Brains, Persons, and Society *** ABSTRACTS
   Cervelli, Persone e Società ***ABSTRACTS





Fiona Woollard
University of Reading

The Requirement to be Responsive to Potential Harm to Others

In this paper, I argue that not only are we morally required to act in certain ways; we are also morally required to reason in certain ways.  I claim that morality requires that the harm that our actions may cause to others play a certain role in our practical deliberation.  I give a detailed account of the role morality requires considerations of potential harm to play.  I demonstrate that our intuitions support this requirement.  I consider certain objections and then put forward three possible justifications for the requirement.

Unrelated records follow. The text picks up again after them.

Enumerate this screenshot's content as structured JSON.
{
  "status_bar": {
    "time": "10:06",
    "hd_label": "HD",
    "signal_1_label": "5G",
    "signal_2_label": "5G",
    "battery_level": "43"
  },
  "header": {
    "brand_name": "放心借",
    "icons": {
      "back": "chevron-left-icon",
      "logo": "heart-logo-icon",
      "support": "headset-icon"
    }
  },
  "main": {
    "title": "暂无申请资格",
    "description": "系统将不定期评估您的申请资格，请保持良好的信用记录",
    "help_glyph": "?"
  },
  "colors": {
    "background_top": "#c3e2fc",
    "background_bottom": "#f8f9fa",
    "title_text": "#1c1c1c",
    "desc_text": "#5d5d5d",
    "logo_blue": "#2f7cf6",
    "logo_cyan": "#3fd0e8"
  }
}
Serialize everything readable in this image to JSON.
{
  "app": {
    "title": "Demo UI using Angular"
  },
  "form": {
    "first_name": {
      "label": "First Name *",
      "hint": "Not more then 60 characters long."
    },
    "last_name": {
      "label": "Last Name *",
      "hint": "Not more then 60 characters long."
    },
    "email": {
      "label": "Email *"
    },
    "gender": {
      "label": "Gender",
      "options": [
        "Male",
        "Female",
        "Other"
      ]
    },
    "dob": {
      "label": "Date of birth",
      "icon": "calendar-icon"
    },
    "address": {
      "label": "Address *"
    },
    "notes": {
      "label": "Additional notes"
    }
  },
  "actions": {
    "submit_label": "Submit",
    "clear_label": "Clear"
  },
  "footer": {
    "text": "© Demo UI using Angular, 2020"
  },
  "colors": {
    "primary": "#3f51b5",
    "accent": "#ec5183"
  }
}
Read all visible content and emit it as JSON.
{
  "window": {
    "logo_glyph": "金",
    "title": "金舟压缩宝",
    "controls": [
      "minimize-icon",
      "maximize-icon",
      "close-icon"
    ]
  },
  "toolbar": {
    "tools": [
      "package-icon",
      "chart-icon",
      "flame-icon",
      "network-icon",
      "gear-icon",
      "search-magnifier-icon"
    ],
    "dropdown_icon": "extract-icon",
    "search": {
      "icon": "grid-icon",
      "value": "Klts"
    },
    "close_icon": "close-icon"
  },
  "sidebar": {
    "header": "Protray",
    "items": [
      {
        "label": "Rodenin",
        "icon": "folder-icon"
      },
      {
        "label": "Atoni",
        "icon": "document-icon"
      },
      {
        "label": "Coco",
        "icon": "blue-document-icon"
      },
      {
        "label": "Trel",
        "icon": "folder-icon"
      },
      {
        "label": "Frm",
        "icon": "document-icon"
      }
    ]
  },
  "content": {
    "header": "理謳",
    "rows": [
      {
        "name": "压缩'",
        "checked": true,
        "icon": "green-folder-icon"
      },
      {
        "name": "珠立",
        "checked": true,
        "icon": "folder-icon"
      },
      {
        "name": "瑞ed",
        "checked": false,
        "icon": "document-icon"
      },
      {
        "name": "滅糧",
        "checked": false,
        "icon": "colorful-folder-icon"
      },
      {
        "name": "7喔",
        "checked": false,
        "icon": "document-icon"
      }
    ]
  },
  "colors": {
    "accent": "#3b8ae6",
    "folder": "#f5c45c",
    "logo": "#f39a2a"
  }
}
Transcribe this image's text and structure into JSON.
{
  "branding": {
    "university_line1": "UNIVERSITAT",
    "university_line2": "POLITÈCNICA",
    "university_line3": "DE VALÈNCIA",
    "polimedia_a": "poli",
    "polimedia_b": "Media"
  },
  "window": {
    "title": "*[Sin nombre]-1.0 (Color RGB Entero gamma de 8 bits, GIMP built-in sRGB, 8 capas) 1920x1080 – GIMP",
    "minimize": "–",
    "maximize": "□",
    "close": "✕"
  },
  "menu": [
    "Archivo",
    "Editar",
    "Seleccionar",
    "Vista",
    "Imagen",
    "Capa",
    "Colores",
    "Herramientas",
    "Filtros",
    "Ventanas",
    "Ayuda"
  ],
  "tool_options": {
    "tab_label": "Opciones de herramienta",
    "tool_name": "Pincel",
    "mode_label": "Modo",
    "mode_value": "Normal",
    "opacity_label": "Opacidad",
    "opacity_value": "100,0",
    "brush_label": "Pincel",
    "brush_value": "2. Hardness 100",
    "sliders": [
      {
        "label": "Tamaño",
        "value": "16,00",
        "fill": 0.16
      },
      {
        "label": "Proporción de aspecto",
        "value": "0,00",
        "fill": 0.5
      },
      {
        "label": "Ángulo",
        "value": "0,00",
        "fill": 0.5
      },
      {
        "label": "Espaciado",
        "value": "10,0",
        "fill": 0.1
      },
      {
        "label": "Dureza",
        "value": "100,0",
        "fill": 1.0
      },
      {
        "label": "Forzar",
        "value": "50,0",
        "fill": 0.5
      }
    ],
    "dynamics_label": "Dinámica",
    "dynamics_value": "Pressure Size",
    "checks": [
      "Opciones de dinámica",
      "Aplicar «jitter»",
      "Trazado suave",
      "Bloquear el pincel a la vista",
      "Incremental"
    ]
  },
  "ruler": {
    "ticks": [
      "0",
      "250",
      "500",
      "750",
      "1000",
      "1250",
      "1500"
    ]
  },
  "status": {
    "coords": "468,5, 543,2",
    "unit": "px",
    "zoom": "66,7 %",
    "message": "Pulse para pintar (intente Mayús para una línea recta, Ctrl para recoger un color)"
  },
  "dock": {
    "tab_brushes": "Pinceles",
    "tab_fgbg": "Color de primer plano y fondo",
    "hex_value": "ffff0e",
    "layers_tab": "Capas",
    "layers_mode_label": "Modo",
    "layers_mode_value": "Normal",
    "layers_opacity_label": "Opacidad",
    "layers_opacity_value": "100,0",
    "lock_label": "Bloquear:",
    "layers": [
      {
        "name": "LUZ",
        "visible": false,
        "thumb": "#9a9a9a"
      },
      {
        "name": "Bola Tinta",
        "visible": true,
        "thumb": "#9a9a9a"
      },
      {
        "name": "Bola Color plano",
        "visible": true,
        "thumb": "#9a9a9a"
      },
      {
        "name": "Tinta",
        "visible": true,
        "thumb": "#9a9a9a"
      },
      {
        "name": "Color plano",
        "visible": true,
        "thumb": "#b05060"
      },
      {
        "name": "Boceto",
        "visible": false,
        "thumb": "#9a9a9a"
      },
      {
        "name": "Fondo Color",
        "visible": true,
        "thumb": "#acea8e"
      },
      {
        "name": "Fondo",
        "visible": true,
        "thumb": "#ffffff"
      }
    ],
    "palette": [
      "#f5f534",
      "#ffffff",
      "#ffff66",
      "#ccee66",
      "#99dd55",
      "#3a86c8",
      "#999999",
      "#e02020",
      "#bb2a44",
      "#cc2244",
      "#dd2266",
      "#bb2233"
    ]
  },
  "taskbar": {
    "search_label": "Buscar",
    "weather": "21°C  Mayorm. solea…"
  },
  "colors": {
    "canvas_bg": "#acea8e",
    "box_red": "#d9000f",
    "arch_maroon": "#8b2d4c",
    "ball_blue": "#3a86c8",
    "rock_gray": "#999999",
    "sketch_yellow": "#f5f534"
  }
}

I claim that agents are morally required to be appropriately responsive to potential harm to others in their practical deliberation.  Appropriate responsiveness to potential harm to others requires more than merely not harming others.  Responsiveness requires, in addition: (a) that if an agent’s conduct is likely to be harmful to others, he must be aware, or take appropriate means to become aware of this; (b) that the agent employs this awareness in his reasoning about how to act, so that if he is aware of a sufficiently grave potential harm to others, he will abandon his previous plans.  If an agent fails to live up to the requirement to be appropriately responsive, he has done something wrong on top of the wrongness of his physical actions. 

Responsiveness to reasons is contrasted with Joseph Raz’s notions of conformity with a reason and compliance with a reason.  Responsiveness requires more than mere conformity but does not generally demand compliance.  The agent need not explicitly use considerations of potential harm in his decision making, but must reason in such a way that he will take such reasons into account if they speak against the action under consideration.  

We are able to fulfil this requirement by using default reasoning.  Default reasoning is commonplace within both practical and theoretical reasoning.  When using default reasoning, we make certain steps without explicitly thinking that the step is correct, unless we think that there is something about this case that means the step might not be correct.  The quality of our default reasoning depends on our ability to recognise unusual cases.

The idea that we could be morally required to reason in a certain way may appear problematic.  It might seem that we do not have enough control over the quality of our reasoning to ground a moral commitment.  In addition, an agent who is unresponsive to reasons is unaware of those reasons and thus unaware that he should be taking them into account.  However, these objections do not pose a particular problem for the requirement to be responsive.  If these objections were successful, they would force us to abandon the idea that we can do wrong through negligent omissions.  They are not successful, for in cases of unresponsive reasoning neither lack of control nor ignorance of wrongdoing operates in a way that undercuts moral responsibility.   There is still the requisite connection between the object of moral assessment and the wrongful action.

Three potential justifications for the requirement to be responsive to potential harm to others are discussed.  The requirement is instrumentally justified because it makes us more likely to conform to our reasons to avoid harming others.  The instrumental justification warrants a requirement to be responsive in any case in which this makes conformity more likely from the agent’s point of view.

The requirement can also be justified by appeal to the idea that morality is addressed to us as rational agents.  We assess rational agent by how well they respond to reasons.  We should assess moral agents by how well they respond to moral reasons.  It cannot be enough if agent simply happen to do the right thing, he must also reason correctly.

The final justification calls upon the value of other persons.  The value of other agents gives us reason to care about their welfare.  If we reason in a way that is unresponsive to potential harm to others, we show ourselves to be blind to their value, demonstrating a morally reprehensible attitude to others.  This is objectionable independently of whether any harm is actually caused.